In Europa siamo spesso portati a confondere i veli islamici come se fossero tutti uguali, ma sia il modo di portarli sia la loro forma, sia il tessuto di cui sono fatti varia moltissimo. Vediamone alcuni:
CHADOR –Si tratta di uno scialle molto grande che copre testa, corpo e collo, ma lascia la faccia completamente visibile. Di solito è nero e, talvolta, è accompagnato da un velo più piccolo attorno al collo.
HIJAB – È un foulard molto utilizzato dalle donne islamiche anche in occidente. È composto da una o due sciarpe che coprono solamente la testa ed il collo. Non ci sono particolari indicazioni o abitudini in merito al colore e al materiale che lo compongono ed è spesso un vezzo di queste signore sceglierlo come un accessorio che le distingua dalle altre.
NIQĀB - Questo velo copre tutto il corpo, la testa ed il viso, lasciando scoperti solo gli occhi. Ne esiste anche una versione che lascia scoperta anche la fronte, ma è molto meno usata. Poiché nasconde tutto il viso, è uno di quegli indumenti che da noi dovrebbero essere proibiti, proprio perché impediscono l’identificazione. Secondo le abitudini paese per paese, è solitamente composto da due pezzi, uno per la fronte e l’altro che parte sotto gli occhi. A volte, la fascia che nasconde la fronte viene legata dietro la nuca, altre volte ricade sulle spalle.
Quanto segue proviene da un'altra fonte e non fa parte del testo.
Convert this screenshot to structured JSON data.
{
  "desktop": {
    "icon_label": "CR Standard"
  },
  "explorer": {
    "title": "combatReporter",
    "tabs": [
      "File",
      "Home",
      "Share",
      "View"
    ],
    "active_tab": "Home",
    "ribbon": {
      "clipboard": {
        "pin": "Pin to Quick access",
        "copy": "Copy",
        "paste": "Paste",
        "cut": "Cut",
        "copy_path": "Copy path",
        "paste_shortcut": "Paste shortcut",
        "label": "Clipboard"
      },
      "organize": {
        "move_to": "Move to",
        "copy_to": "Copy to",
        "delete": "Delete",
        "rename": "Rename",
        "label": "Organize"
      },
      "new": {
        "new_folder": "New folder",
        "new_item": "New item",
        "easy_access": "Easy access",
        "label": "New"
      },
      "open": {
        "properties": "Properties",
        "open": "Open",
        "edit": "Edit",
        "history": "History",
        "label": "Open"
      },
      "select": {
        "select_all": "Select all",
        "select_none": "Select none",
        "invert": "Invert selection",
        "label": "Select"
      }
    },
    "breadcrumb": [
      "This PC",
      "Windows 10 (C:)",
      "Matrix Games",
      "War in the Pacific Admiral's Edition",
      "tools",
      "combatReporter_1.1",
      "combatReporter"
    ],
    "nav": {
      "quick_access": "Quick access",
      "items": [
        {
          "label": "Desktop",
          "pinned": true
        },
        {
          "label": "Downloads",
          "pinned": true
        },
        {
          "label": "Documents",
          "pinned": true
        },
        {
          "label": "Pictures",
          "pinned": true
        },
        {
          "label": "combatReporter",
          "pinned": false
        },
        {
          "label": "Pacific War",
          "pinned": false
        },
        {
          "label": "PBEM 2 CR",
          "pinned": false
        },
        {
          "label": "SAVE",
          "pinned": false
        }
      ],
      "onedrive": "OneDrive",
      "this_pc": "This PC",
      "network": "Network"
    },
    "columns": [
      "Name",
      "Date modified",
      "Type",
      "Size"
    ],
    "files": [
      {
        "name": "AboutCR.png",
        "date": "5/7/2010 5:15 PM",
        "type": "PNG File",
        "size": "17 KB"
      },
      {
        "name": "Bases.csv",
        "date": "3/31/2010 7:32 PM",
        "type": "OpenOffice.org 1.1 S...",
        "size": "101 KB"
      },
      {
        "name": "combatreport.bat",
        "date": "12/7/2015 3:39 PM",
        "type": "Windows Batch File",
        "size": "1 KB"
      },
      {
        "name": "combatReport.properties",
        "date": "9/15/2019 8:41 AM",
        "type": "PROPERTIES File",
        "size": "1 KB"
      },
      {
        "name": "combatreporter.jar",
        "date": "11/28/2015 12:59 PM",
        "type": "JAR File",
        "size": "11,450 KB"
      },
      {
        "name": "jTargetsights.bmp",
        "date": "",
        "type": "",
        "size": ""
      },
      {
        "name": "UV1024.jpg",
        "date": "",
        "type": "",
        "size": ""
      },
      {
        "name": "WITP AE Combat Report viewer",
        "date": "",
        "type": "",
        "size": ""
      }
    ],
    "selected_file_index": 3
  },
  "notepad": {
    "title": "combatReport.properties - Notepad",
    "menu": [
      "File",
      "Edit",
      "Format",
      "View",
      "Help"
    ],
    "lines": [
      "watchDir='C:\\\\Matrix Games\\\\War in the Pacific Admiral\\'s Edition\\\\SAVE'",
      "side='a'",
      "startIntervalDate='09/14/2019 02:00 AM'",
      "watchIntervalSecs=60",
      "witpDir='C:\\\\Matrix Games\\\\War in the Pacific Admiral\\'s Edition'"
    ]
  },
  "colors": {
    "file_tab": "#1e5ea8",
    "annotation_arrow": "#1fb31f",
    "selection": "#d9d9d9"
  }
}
AL-AMIRA – È un velo relativamente semplice, composto da due pezzi. Una parte funziona come una specie di calotta che copre e racchiude i capelli, l’altra parte è un foulard che avvolge la testa e scende sul petto, incrociandosi attorno al collo.
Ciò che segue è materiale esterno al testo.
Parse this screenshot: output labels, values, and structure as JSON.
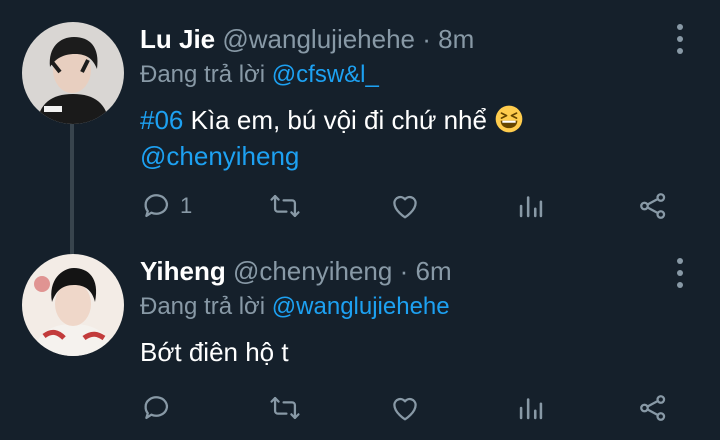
{
  "tweets": [
    {
      "display_name": "Lu Jie",
      "handle": "@wanglujiehehe",
      "separator": "·",
      "time": "8m",
      "replying_prefix": "Đang trả lời",
      "replying_to": "@cfsw&l_",
      "hashtag": "#06",
      "text": " Kìa em, bú vội đi chứ nhể ",
      "emoji": "grinning-squinting-face",
      "mention": "@chenyiheng",
      "reply_count": "1",
      "avatar": "profile-photo-lu-jie"
    },
    {
      "display_name": "Yiheng",
      "handle": "@chenyiheng",
      "separator": "·",
      "time": "6m",
      "replying_prefix": "Đang trả lời",
      "replying_to": "@wanglujiehehe",
      "text": "Bớt điên hộ t",
      "reply_count": "",
      "avatar": "profile-photo-yiheng"
    }
  ],
  "colors": {
    "background": "#15202b",
    "link": "#1da1f2",
    "muted": "#8899a6",
    "thread_line": "#38444d"
  },
  "icons": [
    "reply-icon",
    "retweet-icon",
    "like-icon",
    "analytics-icon",
    "share-icon",
    "more-icon"
  ]
}
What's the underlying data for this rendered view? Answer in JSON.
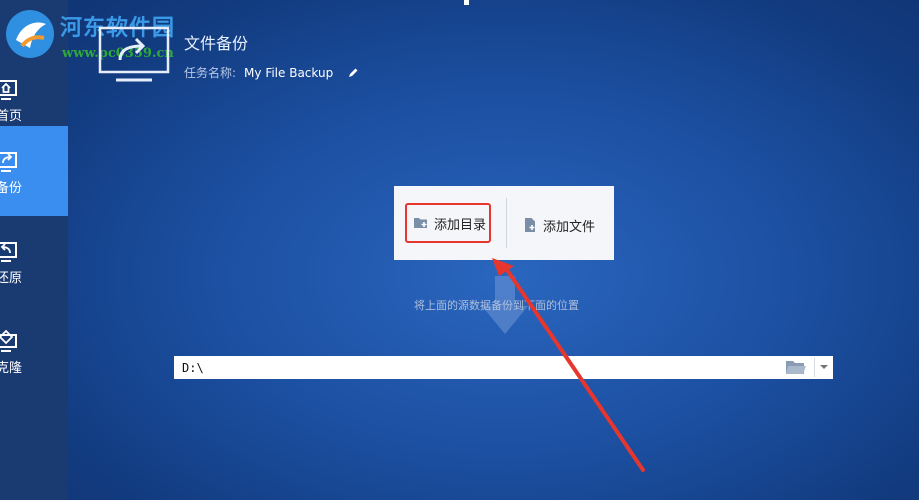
{
  "watermark": {
    "title": "河东软件园",
    "url": "www.pc0359.cn"
  },
  "sidebar": {
    "items": [
      {
        "label": "首页",
        "icon": "home-icon"
      },
      {
        "label": "备份",
        "icon": "backup-icon",
        "active": true
      },
      {
        "label": "还原",
        "icon": "restore-icon"
      },
      {
        "label": "克隆",
        "icon": "clone-icon"
      }
    ]
  },
  "header": {
    "title": "文件备份",
    "task_label": "任务名称:",
    "task_name": "My File Backup"
  },
  "source_panel": {
    "add_dir_label": "添加目录",
    "add_file_label": "添加文件"
  },
  "hint": "将上面的源数据备份到下面的位置",
  "destination": {
    "path": "D:\\"
  },
  "colors": {
    "accent": "#3a8ef0",
    "highlight": "#e6362e"
  }
}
SHAYLA - È il più semplice e il più usato non solo dalle donne islamiche, ma anche dalle nostre quando vogliono coprire la testa, anche se per pure ragioni atmosferiche. Si tratta di una qualunque sciarpa rettangolare che viene appoggiata sulla testa e poi un lembo viene fatto girare attorno al collo fino a girare dietro la spalla e l’altro scende sul petto. In teoria dovrebbe coprire tutti i capelli, ma, nella pratica, è un’abitudine tollerata perfino nell’ortodosso Iran che chi l’indossa lasci scoperti un po’ di capelli sopra la fronte nuda.
BURQA – È il velo più “totale “di tutti e copre in modo integrale tutto il corpo femminile. Sono coperti anche gli occhi e le donne che lo indossano possono vedere soltanto attraverso una retina più o meno fitta. Sotto il regime talebano*, il suo uso è obbligatorio.
Chi si stupisce di questi accessori del vestiario, il cui uso, a seconda delle abitudini e delle culture, può essere sentito come un obbligo o semplicemente una tradizione, deve però ricordare che anche da noi l’abitudine di coprirsi la testa con uno scialle è stata sempre molto diffusa negli anni passati tra le nostre donne e lo è ancora oggi per molte anziane, soprattutto nelle campagne. Lo si è dimenticato, ma, ad esempio, fino non molto tempo fa sarebbe stato considerato indecente che una qualunque donna entrasse in chiesa senza coprire la testa con un velo.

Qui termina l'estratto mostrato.